Why so much debate about personal data misses the point

Mydex CIC
Mydex
Published in
4 min readMay 14, 2018

Ten years ago, when we were setting up Mydex we published a White Paper — The Case for Information Empowerment the rise of Personal Data Stores — which set out our raison d’etre and vision. A lot has happened since then: the rise of the Silicon Valley giants, the Snowden affair, a love affair with ‘Big Data’, the new European General Data Protection Regulations (GDPR), the Cambridge Analytica scandal — and all the while the issue of personal data has been rising further and further up the economic, social and political agenda.

Looking back at that White Paper there is very little we would change. But there’s a lot that we have learned — learnings we’ll share with you over the next four or five blogs.

One of our biggest learnings is that there is (in our opinion) widespread misunderstanding and confusion about the nature of ‘the problem’ of personal data and therefore what appropriate solutions might look like.

The dominant mindset today reflects a status quo that is overwhelmingly organisation-centric. That is, it is simply assumed that the entities collecting and using data are (mainly large) organisations and therefore:

  • any problems that arise, arise because of these organisations’ policies and practices
  • The solution lies in changing or reforming these organisations’ policies and practices

This is true, but only to a degree. The real problem in today’s digital economy goes much deeper. It’s structural, arising from the very fact that the only entities collecting and using individuals’ data are large organisations. Which means that individuals cannot access their data or use it for their own purposes. And that these individuals’ data is dispersed around a range of different organisational silos, making it well-nigh impossible for individuals to build a rounded, complete set of data about their lives and restricts their ability to get things done through increased effort, friction and duplication.

This structural flaw:

  • Builds extreme imbalances of power and opportunity into the very way the digital economy works, making the abuses that follow almost inevitable.
  • Massively restricts who can use individuals’ data and what they can use this data for, therefore acting as a significant break on innovation and value creation.
  • Reduces individuals (citizens, consumers) to a role of ‘data subjects’ (as GDPR calls them) rather than providing them agency, empowering them to participate fully in the emerging digital.
  • The resulting abuses and sense of unfairness is creating a debilitating crisis of trust.

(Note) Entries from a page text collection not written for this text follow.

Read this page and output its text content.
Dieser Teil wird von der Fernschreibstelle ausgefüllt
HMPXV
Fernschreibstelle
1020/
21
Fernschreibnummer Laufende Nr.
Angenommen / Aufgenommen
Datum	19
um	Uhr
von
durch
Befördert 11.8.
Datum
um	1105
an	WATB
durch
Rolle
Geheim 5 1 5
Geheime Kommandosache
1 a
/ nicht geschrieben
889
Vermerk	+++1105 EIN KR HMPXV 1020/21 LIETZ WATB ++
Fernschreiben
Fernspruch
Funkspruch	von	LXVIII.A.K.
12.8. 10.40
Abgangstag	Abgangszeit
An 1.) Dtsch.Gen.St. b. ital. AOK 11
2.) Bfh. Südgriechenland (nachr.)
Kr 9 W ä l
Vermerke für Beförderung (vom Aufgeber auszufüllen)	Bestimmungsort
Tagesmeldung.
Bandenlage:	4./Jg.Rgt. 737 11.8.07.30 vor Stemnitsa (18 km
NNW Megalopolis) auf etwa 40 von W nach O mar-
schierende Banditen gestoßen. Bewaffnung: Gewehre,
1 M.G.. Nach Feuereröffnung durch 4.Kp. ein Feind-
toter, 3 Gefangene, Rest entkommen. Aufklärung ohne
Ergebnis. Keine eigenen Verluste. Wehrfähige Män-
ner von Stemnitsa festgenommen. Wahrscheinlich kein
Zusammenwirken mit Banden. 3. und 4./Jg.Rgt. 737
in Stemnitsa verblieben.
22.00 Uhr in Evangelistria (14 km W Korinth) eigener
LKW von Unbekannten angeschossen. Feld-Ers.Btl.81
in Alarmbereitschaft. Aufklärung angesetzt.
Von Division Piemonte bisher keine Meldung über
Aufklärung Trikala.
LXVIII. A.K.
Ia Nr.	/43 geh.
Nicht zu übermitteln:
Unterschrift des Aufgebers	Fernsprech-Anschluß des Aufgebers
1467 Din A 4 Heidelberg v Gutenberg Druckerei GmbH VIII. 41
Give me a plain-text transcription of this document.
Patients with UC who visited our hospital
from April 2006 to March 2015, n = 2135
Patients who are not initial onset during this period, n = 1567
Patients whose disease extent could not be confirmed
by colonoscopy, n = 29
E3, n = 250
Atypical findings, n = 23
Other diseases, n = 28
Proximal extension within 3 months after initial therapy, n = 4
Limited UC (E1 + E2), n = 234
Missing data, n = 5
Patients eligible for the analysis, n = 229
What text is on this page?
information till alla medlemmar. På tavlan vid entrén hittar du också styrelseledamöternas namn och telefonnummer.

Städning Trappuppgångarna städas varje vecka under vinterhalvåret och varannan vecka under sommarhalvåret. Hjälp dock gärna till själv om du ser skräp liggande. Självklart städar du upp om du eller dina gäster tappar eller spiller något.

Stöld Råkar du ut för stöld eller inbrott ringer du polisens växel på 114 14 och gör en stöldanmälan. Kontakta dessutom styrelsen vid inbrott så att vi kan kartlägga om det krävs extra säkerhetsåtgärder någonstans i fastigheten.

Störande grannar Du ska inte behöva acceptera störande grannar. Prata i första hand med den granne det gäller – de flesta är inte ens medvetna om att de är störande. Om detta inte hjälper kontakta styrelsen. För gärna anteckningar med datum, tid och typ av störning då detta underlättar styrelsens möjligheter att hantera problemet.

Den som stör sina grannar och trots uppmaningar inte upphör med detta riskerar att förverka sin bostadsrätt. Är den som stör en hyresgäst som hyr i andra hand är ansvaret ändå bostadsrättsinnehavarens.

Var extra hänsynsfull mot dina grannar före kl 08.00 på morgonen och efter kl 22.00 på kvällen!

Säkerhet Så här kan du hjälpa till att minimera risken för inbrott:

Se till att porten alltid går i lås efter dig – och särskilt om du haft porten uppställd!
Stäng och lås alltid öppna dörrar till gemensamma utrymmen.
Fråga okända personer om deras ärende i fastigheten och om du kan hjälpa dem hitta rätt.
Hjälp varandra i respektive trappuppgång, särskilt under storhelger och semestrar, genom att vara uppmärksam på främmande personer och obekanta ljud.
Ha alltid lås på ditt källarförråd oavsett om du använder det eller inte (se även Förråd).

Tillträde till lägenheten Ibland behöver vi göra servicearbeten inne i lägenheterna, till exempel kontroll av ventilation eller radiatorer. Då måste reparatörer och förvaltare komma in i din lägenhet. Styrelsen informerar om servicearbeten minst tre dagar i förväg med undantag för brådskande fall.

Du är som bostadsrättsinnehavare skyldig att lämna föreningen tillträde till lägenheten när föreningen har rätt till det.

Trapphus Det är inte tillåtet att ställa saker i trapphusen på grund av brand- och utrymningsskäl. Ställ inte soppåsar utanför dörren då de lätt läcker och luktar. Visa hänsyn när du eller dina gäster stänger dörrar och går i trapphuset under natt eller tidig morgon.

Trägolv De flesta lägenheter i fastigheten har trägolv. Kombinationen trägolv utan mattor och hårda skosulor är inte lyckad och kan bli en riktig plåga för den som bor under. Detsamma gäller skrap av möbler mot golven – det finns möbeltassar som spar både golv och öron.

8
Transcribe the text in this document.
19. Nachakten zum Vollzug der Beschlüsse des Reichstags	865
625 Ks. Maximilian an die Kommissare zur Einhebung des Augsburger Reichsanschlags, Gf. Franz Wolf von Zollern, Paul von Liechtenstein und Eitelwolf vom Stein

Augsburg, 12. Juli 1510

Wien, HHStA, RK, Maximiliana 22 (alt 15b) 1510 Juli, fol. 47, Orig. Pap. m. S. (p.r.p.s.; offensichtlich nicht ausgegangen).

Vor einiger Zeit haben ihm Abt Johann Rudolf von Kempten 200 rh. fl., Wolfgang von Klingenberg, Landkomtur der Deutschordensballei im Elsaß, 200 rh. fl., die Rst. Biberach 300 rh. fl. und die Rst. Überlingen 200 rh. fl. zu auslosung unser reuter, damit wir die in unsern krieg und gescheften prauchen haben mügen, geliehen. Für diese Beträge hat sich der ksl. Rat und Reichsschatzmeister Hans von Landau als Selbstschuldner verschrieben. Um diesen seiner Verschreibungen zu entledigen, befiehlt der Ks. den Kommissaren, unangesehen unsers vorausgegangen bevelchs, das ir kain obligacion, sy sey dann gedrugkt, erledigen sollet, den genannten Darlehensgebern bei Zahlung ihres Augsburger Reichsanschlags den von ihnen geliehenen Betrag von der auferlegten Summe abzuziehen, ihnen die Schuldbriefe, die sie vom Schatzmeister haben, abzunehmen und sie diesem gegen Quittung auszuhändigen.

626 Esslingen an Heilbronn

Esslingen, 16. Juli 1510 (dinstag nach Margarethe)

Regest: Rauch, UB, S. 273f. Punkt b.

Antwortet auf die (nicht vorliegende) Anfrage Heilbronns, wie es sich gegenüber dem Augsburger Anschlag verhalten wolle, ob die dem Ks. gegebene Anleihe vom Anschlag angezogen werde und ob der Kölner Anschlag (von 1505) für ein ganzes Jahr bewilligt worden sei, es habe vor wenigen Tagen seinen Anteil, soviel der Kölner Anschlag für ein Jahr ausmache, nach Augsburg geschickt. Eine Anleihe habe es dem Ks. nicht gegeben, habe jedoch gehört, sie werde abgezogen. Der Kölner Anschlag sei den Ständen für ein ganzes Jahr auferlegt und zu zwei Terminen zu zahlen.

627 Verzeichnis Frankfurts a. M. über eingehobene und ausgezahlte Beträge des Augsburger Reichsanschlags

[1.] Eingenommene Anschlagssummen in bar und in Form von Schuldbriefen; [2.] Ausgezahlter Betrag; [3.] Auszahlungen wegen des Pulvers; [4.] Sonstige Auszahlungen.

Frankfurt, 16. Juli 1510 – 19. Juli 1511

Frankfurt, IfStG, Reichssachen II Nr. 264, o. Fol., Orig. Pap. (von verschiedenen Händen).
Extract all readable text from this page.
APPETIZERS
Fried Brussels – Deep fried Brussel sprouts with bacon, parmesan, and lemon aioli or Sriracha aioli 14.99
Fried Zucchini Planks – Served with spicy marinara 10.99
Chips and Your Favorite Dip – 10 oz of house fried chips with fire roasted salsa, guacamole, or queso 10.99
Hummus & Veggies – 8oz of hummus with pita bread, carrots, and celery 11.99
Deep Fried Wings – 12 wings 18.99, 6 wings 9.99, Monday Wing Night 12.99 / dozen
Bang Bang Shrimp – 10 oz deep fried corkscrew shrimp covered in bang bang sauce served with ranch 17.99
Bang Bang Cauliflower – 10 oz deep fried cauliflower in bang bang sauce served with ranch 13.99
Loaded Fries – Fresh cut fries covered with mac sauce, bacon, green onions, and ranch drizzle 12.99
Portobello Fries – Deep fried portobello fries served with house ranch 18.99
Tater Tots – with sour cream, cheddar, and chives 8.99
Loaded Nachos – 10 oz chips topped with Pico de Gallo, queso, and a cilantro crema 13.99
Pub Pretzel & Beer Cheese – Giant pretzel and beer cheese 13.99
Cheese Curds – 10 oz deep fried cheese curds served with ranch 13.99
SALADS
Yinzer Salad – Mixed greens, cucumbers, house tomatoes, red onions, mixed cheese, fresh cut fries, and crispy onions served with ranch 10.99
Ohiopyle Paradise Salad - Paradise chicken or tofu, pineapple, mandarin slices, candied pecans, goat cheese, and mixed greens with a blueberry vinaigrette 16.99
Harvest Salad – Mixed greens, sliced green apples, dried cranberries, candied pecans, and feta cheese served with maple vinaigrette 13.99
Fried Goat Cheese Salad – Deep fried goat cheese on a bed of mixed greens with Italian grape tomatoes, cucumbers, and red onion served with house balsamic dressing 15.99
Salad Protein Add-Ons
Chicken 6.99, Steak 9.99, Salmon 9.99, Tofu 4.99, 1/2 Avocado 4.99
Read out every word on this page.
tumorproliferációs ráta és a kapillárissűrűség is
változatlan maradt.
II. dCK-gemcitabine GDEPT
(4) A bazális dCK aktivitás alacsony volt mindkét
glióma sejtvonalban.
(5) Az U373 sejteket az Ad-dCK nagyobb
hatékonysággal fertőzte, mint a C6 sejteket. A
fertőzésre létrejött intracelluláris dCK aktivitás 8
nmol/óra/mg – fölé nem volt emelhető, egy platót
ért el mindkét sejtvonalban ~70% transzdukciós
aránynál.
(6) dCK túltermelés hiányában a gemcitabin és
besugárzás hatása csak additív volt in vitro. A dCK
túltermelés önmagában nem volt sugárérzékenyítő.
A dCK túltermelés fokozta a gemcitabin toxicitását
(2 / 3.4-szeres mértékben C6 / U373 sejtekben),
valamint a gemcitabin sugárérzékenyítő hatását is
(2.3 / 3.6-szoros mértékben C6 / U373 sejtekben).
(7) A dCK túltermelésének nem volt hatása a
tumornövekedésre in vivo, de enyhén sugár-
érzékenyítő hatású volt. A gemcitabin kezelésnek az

In short, today’s organisation-centric status quo is bad for individuals, for the economy, and for the long-term health of an information age society. It’s even bad for the organisations who believe they are benefitting from this status quo.

Other widespread assumptions only serve to reinforce this restrictive status quo. There are those, for example, who see today’s personal data issues from the consumer perspective, arguing that consumers need to be informed, educated to take action to protect themselves and assert their rights. The problem with this approach is that it simply re-creates the organisation-centric assumption, focusing on consumers/citizens being educated about what organisations do with their data and asserting their rights in relation to what these companies do. In this way, this ‘consumerist’ approach to personal data helps keep the idea of empowering individuals with their own data off the agenda.

There are also those who see today’s personal data issues as a market problem. They argue that the scale, power and reach of Silicon Valley giants like Google and Facebook has grown so extreme that the market as a whole is now dangerously out of balance, and has resulted in excessive concentrations of data power. So what we need to do, they suggest, is to break up the new monopolies and reinstate healthy competition. Which may be an excellent idea, but for one thing. It also assumes that the healthy competition will be between organisations collecting and using individuals’ data and does nothing to positively individuals with their own data.

Now, of course we are not against organisations adopting and implementing the right personal data policies — policies that focus on genuine value creation via trustworthy processes and practices. And of course we think educating consumers and helping them assert their rights is a good idea. And of course we think excessive imbalances in the market need to be addressed.

But we are also very clear that even if all these good things happened, the fundamental structural flaw at the heart of today’s digital economy would remain unchanged.

Providing individuals with a personal data store — a data service that makes it really easy and safe for individuals to collect, store, share and use their own data for their own purposes:

  • builds checks and balances into the way the personal data ecosystem operates via a ‘separation of powers’ between individuals and organisations
  • enables individuals to use their own data for their own purposes — i.e. the creation of new services provided by new service providers, as well as organisations continuing to use data to provide existing services. It therefore has the potential to turbocharge innovation and economic growth
  • Gives individuals genuine control over their own data, thereby helping to restore a climate of trust.

But the key point is this. If we misunderstand the nature of the problem we are dealing, it’s almost impossible for us to alight on the right solution. Solutions which focus on changing organisations’ policies, educating consumers and correcting market imbalances are all dealing with the symptoms of the underlying structural flaw at the heart of today’s digital economy.

To make progress we have to address this structural flaw at root, by empowering individuals with their own data. Nothing else will do.

That is why, ten years on, Mydex’s mission and purpose is even more relevant and important than it was back then.